Terre Sainte: «Isoler les violents et œuvrer sans relâche à un cessez-le-feu»
Le patriarche latin de Jérusalem, rentré lundi 9 octobre en Israël, exprime sa tristesse et son angoisse face à ce qui se passe au Moyen-Orient. Il rassure sur les conditions des chrétiens de Gaza et exhorte la communauté internationale. Elle «doit se pencher à nouveau sur la question israélo-palestinienne et travailler à apaiser la situation, y compris par le biais de médiations non publiques».
Entretien réalisé par Roberto Cetera – Cité du Vatican
Éminence, vous avez réussi à retourner à Jérusalem. Qu’avez-vous vu? Quelles sont vos impressions?

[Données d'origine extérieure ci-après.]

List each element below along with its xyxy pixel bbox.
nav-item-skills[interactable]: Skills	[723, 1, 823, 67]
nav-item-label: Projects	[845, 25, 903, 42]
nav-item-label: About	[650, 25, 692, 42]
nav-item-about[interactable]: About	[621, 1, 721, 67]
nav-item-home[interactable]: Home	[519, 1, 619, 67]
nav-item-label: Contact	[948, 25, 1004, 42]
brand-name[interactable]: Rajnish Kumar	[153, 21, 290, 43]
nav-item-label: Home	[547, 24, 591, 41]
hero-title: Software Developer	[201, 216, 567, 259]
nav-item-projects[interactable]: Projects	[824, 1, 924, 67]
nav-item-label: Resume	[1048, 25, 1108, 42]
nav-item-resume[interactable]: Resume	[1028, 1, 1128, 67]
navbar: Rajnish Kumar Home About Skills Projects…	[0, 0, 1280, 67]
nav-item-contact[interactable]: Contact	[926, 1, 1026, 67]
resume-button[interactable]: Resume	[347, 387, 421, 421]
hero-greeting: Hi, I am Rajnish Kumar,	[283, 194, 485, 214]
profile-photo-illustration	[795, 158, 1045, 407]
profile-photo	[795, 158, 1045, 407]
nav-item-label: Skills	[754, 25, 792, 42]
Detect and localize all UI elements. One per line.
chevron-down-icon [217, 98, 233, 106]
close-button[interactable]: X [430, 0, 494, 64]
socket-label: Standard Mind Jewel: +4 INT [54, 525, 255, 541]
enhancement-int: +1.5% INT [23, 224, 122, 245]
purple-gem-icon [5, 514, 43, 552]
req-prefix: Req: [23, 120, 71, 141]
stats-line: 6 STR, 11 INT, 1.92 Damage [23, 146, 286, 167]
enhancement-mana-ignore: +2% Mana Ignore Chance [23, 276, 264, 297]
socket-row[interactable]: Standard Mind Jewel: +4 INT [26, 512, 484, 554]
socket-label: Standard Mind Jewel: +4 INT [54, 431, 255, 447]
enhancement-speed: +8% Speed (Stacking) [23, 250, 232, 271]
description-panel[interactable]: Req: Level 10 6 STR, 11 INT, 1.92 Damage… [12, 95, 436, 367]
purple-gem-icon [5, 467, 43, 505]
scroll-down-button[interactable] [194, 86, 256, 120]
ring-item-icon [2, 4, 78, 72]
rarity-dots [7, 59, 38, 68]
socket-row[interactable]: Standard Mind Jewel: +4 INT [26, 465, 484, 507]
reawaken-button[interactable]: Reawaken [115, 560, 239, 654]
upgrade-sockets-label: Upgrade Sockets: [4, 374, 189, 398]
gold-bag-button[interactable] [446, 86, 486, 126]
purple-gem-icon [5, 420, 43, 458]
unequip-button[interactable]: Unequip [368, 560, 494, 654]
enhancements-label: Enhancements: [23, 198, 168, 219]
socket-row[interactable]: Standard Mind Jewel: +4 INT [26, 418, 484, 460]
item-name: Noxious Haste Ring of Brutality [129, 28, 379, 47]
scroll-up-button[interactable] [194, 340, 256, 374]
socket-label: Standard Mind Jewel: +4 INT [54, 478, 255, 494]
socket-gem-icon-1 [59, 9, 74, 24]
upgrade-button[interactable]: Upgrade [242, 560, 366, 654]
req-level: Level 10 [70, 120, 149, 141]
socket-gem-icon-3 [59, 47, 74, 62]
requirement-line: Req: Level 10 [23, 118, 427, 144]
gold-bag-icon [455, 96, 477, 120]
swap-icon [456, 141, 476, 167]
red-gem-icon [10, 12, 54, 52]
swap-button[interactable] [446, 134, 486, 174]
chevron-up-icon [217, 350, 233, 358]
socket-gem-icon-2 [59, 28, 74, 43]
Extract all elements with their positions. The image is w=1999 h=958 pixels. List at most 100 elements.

Je n’ai pu rentrer qu’hier soir, et de manière assez brutale, avec l’aide des autorités civiles et militaires, tant israéliennes que jordaniennes, car je suis entré par la Jordanie. J’ai trouvé un pays effrayé, étonné de ce qui se passe. Il s’attendait certes à une augmentation de la violence, mais certainement pas sous ces formes, à cette échelle et avec cette brutalité. J’ai trouvé tant de colère mais également tant d’attente, pour entendre une parole de conseil, de réconfort et aussi de clarté sur ce qui se passe. En somme, j’ai trouvé un pays qui a beaucoup changé et qui a changé immédiatement.
Avez-vous des nouvelles précises sur la situation de la communauté chrétienne à Gaza ?

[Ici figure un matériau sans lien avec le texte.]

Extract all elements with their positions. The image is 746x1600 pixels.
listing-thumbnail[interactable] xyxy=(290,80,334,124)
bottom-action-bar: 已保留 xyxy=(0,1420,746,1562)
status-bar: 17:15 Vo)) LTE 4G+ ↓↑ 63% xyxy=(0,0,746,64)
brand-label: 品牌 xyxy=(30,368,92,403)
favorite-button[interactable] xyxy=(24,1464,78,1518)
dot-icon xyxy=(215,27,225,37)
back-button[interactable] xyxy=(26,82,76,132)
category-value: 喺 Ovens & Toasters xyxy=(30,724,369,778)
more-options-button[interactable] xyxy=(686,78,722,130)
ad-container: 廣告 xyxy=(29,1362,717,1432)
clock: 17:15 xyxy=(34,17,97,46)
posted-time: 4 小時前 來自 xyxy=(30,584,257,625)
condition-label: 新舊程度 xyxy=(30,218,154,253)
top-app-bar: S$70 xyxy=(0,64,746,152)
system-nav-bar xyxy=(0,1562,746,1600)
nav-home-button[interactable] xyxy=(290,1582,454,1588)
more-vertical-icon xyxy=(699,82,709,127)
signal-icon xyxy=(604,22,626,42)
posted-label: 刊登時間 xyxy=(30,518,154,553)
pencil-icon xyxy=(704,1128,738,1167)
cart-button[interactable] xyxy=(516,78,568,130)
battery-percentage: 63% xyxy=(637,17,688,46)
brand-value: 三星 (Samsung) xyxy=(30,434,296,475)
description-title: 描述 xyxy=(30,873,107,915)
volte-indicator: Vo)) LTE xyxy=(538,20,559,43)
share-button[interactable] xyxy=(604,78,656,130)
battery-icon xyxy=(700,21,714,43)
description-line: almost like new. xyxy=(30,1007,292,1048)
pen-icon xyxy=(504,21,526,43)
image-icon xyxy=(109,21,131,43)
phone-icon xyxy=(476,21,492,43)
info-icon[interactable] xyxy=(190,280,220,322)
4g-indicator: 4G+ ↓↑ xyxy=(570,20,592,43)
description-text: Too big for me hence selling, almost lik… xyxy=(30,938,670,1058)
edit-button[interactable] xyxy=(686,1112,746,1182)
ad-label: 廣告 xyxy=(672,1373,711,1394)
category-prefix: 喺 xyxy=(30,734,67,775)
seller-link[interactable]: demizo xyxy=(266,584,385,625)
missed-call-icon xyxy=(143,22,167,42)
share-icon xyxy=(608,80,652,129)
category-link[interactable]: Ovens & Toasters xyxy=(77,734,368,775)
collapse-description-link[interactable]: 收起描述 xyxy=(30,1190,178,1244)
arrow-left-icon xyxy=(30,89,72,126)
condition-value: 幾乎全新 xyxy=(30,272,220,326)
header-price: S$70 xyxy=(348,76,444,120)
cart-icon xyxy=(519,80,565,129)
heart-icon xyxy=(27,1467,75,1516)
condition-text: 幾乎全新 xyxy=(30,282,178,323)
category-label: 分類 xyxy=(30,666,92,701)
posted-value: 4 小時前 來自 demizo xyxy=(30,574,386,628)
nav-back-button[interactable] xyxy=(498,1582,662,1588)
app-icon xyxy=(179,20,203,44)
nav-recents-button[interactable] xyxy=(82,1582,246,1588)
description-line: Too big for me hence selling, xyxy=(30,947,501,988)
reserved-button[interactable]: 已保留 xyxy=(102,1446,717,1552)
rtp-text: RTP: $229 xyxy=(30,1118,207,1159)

Oui, tout le monde va bien. Certaines familles ont vu leur maison détruite, mais elles sont en sécurité. Elles sont toutes rassemblées dans les locaux de la paroisse et de notre école, en espérant qu’ils ne soient pas pris pour cible. Bien sûr, ils sont soumis à de fortes pressions. Ils ont des réserves de nourriture pour un certain temps, mais si la situation de siège devait se poursuivre, ce serait un problème.
J’ai malheureusement été un prophète facile. L’escalade des violences était sous le nez de chacun. Mais une explosion d’une telle violence, d’une telle ampleur et d’une telle brutalité, personne ne l’avait prévue. Cela remet cependant sur la table une question qui avait été mise de côté: la question palestinienne, que d’aucuns auraient pu croire archivée. Tant que la question palestinienne, la liberté, la dignité et l’avenir des Palestiniens ne seront pas pris en compte de la manière qui s’impose aujourd’hui, les perspectives de paix entre Israël et la Palestine seront de plus en plus difficiles.

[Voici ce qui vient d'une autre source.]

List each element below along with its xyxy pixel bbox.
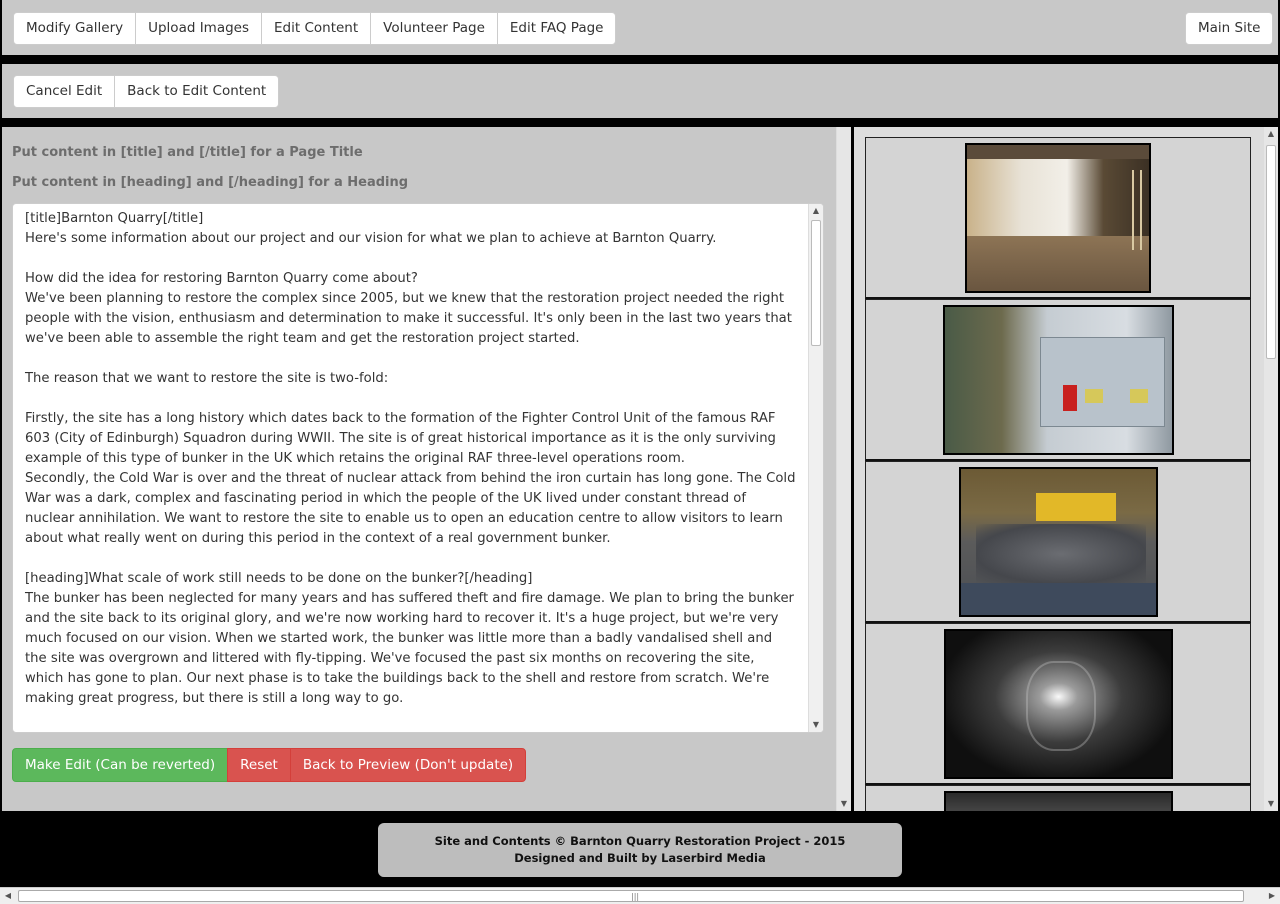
photo-corridor-partial[interactable] xyxy=(944,791,1173,811)
back-to-preview-button[interactable]: Back to Preview (Don't update) xyxy=(289,748,527,782)
left-panel-scroll-down-icon[interactable]: ▼ xyxy=(837,797,851,811)
cancel-edit-button[interactable]: Cancel Edit xyxy=(13,75,116,108)
edit-faq-page-button[interactable]: Edit FAQ Page xyxy=(496,12,617,45)
main-site-button[interactable]: Main Site xyxy=(1185,12,1274,45)
site-footer: Site and Contents © Barnton Quarry Resto… xyxy=(378,823,902,877)
reset-button[interactable]: Reset xyxy=(227,748,291,782)
gallery-item[interactable] xyxy=(865,299,1251,461)
title-hint: Put content in [title] and [/title] for … xyxy=(12,145,363,160)
gallery-scroll-up-icon[interactable]: ▲ xyxy=(1264,127,1278,141)
top-nav-bar: Modify Gallery Upload Images Edit Conten… xyxy=(2,0,1278,55)
credit-text: Designed and Built by Laserbird Media xyxy=(514,851,766,865)
gallery-panel: ▲ ▼ xyxy=(854,127,1278,811)
copyright-text: Site and Contents © Barnton Quarry Resto… xyxy=(434,834,846,848)
gallery-scroll-down-icon[interactable]: ▼ xyxy=(1264,797,1278,811)
heading-hint: Put content in [heading] and [/heading] … xyxy=(12,175,409,190)
gallery-item[interactable] xyxy=(865,623,1251,785)
textarea-scroll-thumb[interactable] xyxy=(811,220,821,346)
gallery-item[interactable] xyxy=(865,461,1251,623)
admin-nav-group: Modify Gallery Upload Images Edit Conten… xyxy=(13,12,617,45)
gallery-list xyxy=(865,137,1251,811)
gallery-item[interactable] xyxy=(865,785,1251,811)
modify-gallery-button[interactable]: Modify Gallery xyxy=(13,12,137,45)
edit-toolbar: Cancel Edit Back to Edit Content xyxy=(2,64,1278,118)
scroll-right-arrow-icon[interactable]: ▶ xyxy=(1264,888,1280,904)
scroll-down-arrow-icon[interactable]: ▼ xyxy=(809,718,823,732)
scroll-left-arrow-icon[interactable]: ◀ xyxy=(0,888,16,904)
back-to-edit-content-button[interactable]: Back to Edit Content xyxy=(114,75,280,108)
gallery-scroll-thumb[interactable] xyxy=(1266,145,1276,359)
scroll-up-arrow-icon[interactable]: ▲ xyxy=(809,204,823,218)
edit-nav-group: Cancel Edit Back to Edit Content xyxy=(13,75,280,108)
edit-content-button[interactable]: Edit Content xyxy=(261,12,372,45)
gallery-item[interactable] xyxy=(865,137,1251,299)
textarea-scrollbar[interactable]: ▲ ▼ xyxy=(808,204,823,732)
upload-images-button[interactable]: Upload Images xyxy=(135,12,263,45)
page-horizontal-scrollbar[interactable]: ◀ ||| ▶ xyxy=(0,887,1280,904)
make-edit-button[interactable]: Make Edit (Can be reverted) xyxy=(12,748,229,782)
volunteer-page-button[interactable]: Volunteer Page xyxy=(370,12,498,45)
gallery-scrollbar[interactable]: ▲ ▼ xyxy=(1263,127,1278,811)
photo-room-renovation[interactable] xyxy=(965,143,1151,293)
edit-action-group: Make Edit (Can be reverted) Reset Back t… xyxy=(12,748,527,782)
horizontal-scroll-thumb[interactable]: ||| xyxy=(18,890,1244,902)
content-textarea-text[interactable]: [title]Barnton Quarry[/title] Here's som… xyxy=(25,209,797,709)
left-panel-scrollbar[interactable]: ▼ xyxy=(836,127,851,811)
content-textarea[interactable]: [title]Barnton Quarry[/title] Here's som… xyxy=(12,203,824,733)
photo-tunnel-bw[interactable] xyxy=(944,629,1173,779)
photo-rubble-skip[interactable] xyxy=(959,467,1158,617)
content-editor-panel: Put content in [title] and [/title] for … xyxy=(2,127,851,811)
photo-electrical-cabinets[interactable] xyxy=(943,305,1174,455)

Votre Éminence, je sais qu’avec les combats en cours, il est difficile de faire des prédictions, mais pouvez-vous envisager des scénarios possibles pour les prochaines heures, pour les prochains jours ?
Il est certainement très difficile de faire des prévisions en ce moment. Il est clair que nous ne sommes pas dans une opération militaire, mais dans une guerre déclarée. Et je crains que ce ne soit une guerre très longue. Il est probable que la réponse israélienne ne se limitera pas à des bombardements, mais qu’il y aura une opération terrestre. Il est clair que nous sommes soudainement entrés dans une nouvelle phase de la vie de ce pays et des relations entre Israël et la Palestine. Si l’on peut parler de relations.
Qu’avez-vous envie de dire à la communauté internationale ?
La communauté internationale doit recommencer à s’intéresser au Moyen-Orient et à la question israélo-palestinienne avec plus d’attention qu’elle ne l’a fait jusqu’à présent. Elle doit s’efforcer d’apaiser la situation, d’amener les parties à la raison par des médiations qui ne soient pas nécessairement publiques, car les médiations publiques ne fonctionneront jamais. Nous avons besoin de soutien, de condamner toutes les formes de violence, d’isoler les violents et d’œuvrer sans relâche pour un cessez-le-feu. Car tant que les armes parleront, il ne sera pas possible d’entendre d’autres voix.